A partir daí, o adversário teve mais bola e nós preferimos ajustar e respirar um bocadinho para voltar ao jogo, já que não quero que a minha equipa esteja desequilibrada. O resultado ao intervalo era extremamente injusto, mas voltámos a entrar fortes na segunda parte, fizemos o empate e podíamos ter revertido o marcador.

Fico triste, porque os meus jogadores mereciam os três pontos pelo trabalho efetuado, mas também tenho de aceitar o resultado, pois jogámos contra uma grande equipa, com um grande investimento e recheado de jogadores com muita qualidade individual.

Esta equipa tem muita margem para crescer. Há jogadores que chegaram há pouco tempo e acreditamos muito neles. Juntamente com os que já cá estavam, vão criar uma competitividade interna que é de salutar. É essa luta pelo seu espaço de forma comprometida que faz os jogadores transcenderem-se e evoluírem.

Este ano houve um conjunto de equipas que se reforçou muito. Acredito que este campeonato será mais nivelado por cima e será extremamente difícil para todos. Estou preparado para essas dificuldades e todos vamos trabalhar muito para que possamos fazer uma época tranquila e a somar pontos.”

Vasco Seabra (treinador do Boavista): “No cômputo geral, tivemos mais e melhores oportunidades para podermos dilatar a vantagem e fechar o jogo mais cedo. Na primeira parte, fomos consistentes, capazes e não permitimos grandes oportunidades ao Moreirense, que é sempre uma equipa sempre muito difícil e bem organizada.

Conseguimos estancar o jogo deles e criar as melhores condições para podermos finalizar. Penso que o resultado ao intervalo era curto. Na segunda parte, o jogo ficou mais combativo. Entrámos num registo muito mais físico, mas a nossa equipa bateu-se pelo jogo e voltou a criar uma situação de finalização logo no primeiro minuto.

Seguiu-se um período com alguma instabilidade e permitimos uma ou outra situação ao Moreirense, que acabou por empatar de penálti. Mesmo assim, fomos capazes de chegar lá à frente para voltarmos à dianteira do marcador. Não conseguimos, mas merecíamos ter saído daqui com os três pontos. Temos um longo caminho a percorrer.

O Angel Gomes é um jogador muito humilde, que tem uma vontade grande de vencer e de acrescentar à equipa. Hoje deu um passo em frente em relação àquilo a que se tinha proposto e está a tornar-se um jogador consistente e com a qualidade que é inegável. Naturalmente estamos satisfeitos por contar com ele e com todos os outros.

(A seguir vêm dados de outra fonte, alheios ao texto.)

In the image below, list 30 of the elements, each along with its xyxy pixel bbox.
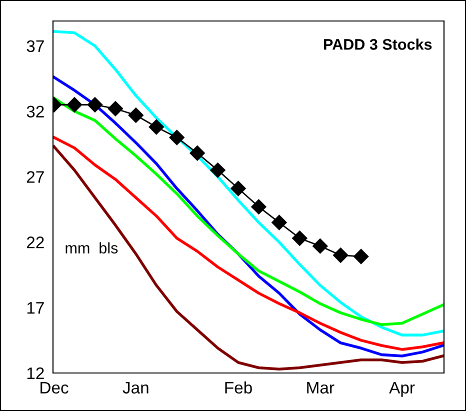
point <box>128 108 144 123</box>
point <box>190 146 205 161</box>
y-tick-label: 22 <box>26 236 44 248</box>
x-tick-label: Jan <box>122 382 148 394</box>
point <box>87 97 103 112</box>
y-tick-label: 37 <box>26 40 44 52</box>
point <box>312 238 328 254</box>
y-tick-label: 27 <box>26 171 44 183</box>
point <box>251 199 266 214</box>
point <box>354 248 369 264</box>
point <box>292 230 308 246</box>
point <box>108 101 124 116</box>
point <box>148 119 164 135</box>
y-tick-label: 12 <box>27 367 44 380</box>
point <box>272 214 287 230</box>
point <box>333 248 348 263</box>
y-tick-label: 32 <box>26 106 44 118</box>
point <box>169 130 184 146</box>
y-tick-label: 17 <box>27 302 44 314</box>
annotation: mm bls <box>66 242 118 254</box>
point <box>210 162 226 178</box>
point <box>230 180 246 196</box>
line-series <box>53 30 444 336</box>
x-tick-label: Dec <box>40 382 68 394</box>
x-tick-label: Apr <box>389 382 415 397</box>
x-tick-label: Feb <box>225 381 252 394</box>
point <box>66 97 82 112</box>
x-tick-label: Mar <box>307 382 334 394</box>
text: PADD 3 Stocks <box>324 38 432 50</box>
line-series <box>53 96 444 326</box>
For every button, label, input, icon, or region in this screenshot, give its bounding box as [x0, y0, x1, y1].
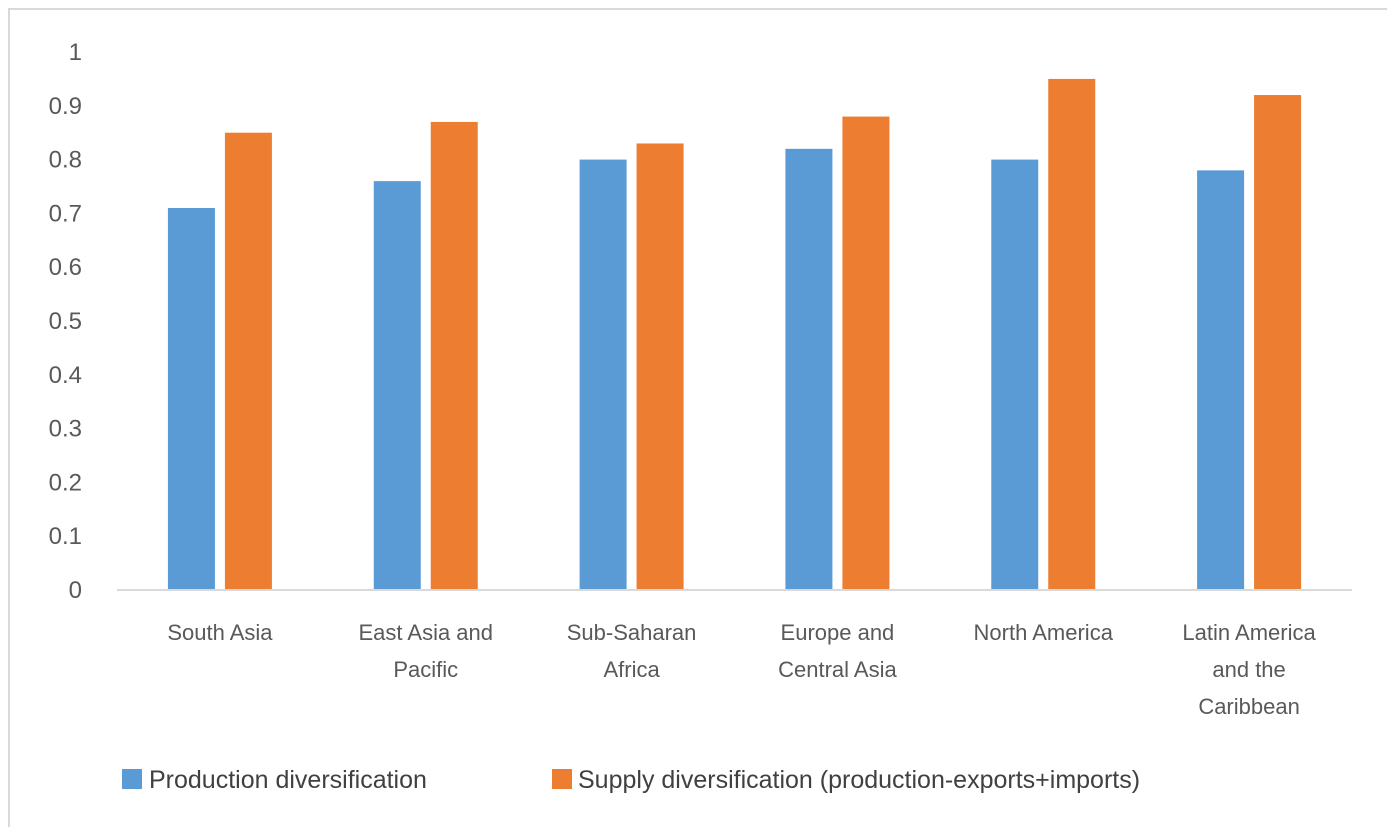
legend-label-production: Production diversification: [149, 766, 427, 794]
x-category-label-line: and the: [1212, 657, 1285, 682]
legend-swatch-production: [122, 769, 142, 789]
chart-frame: 0 0.1 0.2 0.3 0.4 0.5 0.6 0.7 0.8 0.9 1 South Asia…: [8, 8, 1387, 827]
legend-swatch-supply: [552, 769, 572, 789]
y-tick-label: 0.2: [49, 469, 82, 496]
y-tick-label: 0.1: [49, 523, 82, 550]
x-category-label-line: Africa: [603, 657, 660, 682]
bar-chart: 0 0.1 0.2 0.3 0.4 0.5 0.6 0.7 0.8 0.9 1 South Asia…: [49, 39, 1352, 794]
x-category-label-line: Pacific: [393, 657, 458, 682]
x-category-label-line: Sub-Saharan: [567, 620, 697, 645]
x-category-label-line: Latin America: [1182, 620, 1316, 645]
supply-bar: [430, 121, 478, 590]
supply-bar: [1048, 78, 1096, 591]
y-tick-label: 0.4: [49, 362, 82, 389]
x-category-label-line: Central Asia: [778, 657, 897, 682]
x-category-label: North America: [974, 620, 1114, 645]
x-category-label: Sub-Saharan Africa: [567, 620, 697, 682]
x-category-label: Latin America and the Caribbean: [1182, 620, 1316, 719]
production-bar: [167, 208, 215, 590]
supply-bar: [224, 132, 272, 590]
x-category-label-line: South Asia: [167, 620, 273, 645]
x-category-label-line: East Asia and: [358, 620, 493, 645]
x-category-label-line: Caribbean: [1198, 694, 1300, 719]
y-tick-label: 0.8: [49, 147, 82, 174]
y-tick-label: 0.5: [49, 308, 82, 335]
production-bar: [785, 148, 833, 590]
y-tick-label: 0.7: [49, 200, 82, 227]
production-bar: [579, 159, 627, 590]
legend-label-supply: Supply diversification (production-expor…: [578, 766, 1140, 794]
production-bar: [373, 181, 421, 590]
x-category-label-line: North America: [974, 620, 1114, 645]
x-category-label-line: Europe and: [781, 620, 895, 645]
y-axis-tick-labels: 0 0.1 0.2 0.3 0.4 0.5 0.6 0.7 0.8 0.9 1: [49, 39, 82, 604]
bar-series: [167, 78, 1302, 591]
y-tick-label: 0.6: [49, 254, 82, 281]
y-tick-label: 0: [69, 577, 82, 604]
legend: Production diversification Supply diversi…: [122, 766, 1140, 794]
x-category-label: East Asia and Pacific: [358, 620, 493, 682]
supply-bar: [1254, 95, 1302, 590]
x-axis-category-labels: South Asia East Asia and Pacific Sub-Sahara…: [167, 620, 1316, 719]
y-tick-label: 0.9: [49, 93, 82, 120]
supply-bar: [842, 116, 890, 590]
x-category-label: South Asia: [167, 620, 273, 645]
y-tick-label: 0.3: [49, 416, 82, 443]
y-tick-label: 1: [69, 39, 82, 66]
x-category-label: Europe and Central Asia: [778, 620, 897, 682]
supply-bar: [636, 143, 684, 590]
production-bar: [991, 159, 1039, 590]
production-bar: [1197, 170, 1245, 591]
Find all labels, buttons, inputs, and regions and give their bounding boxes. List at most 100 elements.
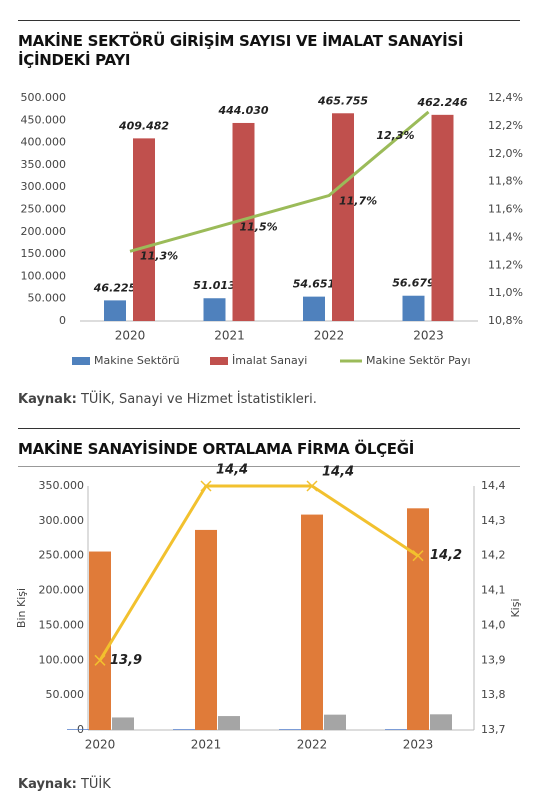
x-tick-label: 2023 bbox=[413, 329, 444, 343]
y-tick-label: 50.000 bbox=[28, 292, 67, 305]
bar bbox=[218, 716, 240, 730]
data-label: 11,3% bbox=[140, 249, 178, 262]
bar bbox=[303, 296, 325, 321]
line bbox=[98, 484, 419, 662]
data-label: 54.651 bbox=[293, 278, 335, 291]
bar bbox=[431, 114, 454, 321]
legend-label: İmalat Sanayi bbox=[232, 354, 307, 367]
data-label: 14,2 bbox=[430, 548, 462, 563]
data-label: 14,4 bbox=[216, 463, 248, 478]
data-label: 444.030 bbox=[217, 104, 268, 117]
marker bbox=[94, 654, 106, 666]
marker bbox=[412, 550, 424, 562]
y2-tick-label: 11,2% bbox=[488, 258, 523, 271]
data-label: 46.225 bbox=[93, 281, 137, 294]
x-tick-label: 2020 bbox=[85, 738, 116, 752]
y-tick-label: 400.000 bbox=[21, 136, 67, 149]
data-label: 14,4 bbox=[322, 465, 354, 480]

É a realidade e não vou fugir disso. Nos dois jogos fora de casa mostrámos capacidade para disputar o jogo e sairmos vencedores. Sentimos que o nosso percurso vai ficar agarrado a pontos que conquistaremos com regularidade. A frustração no balneário foi grande no final. Sentimos que nos fugiu das mãos uma coisa que fizemos por agarrar.”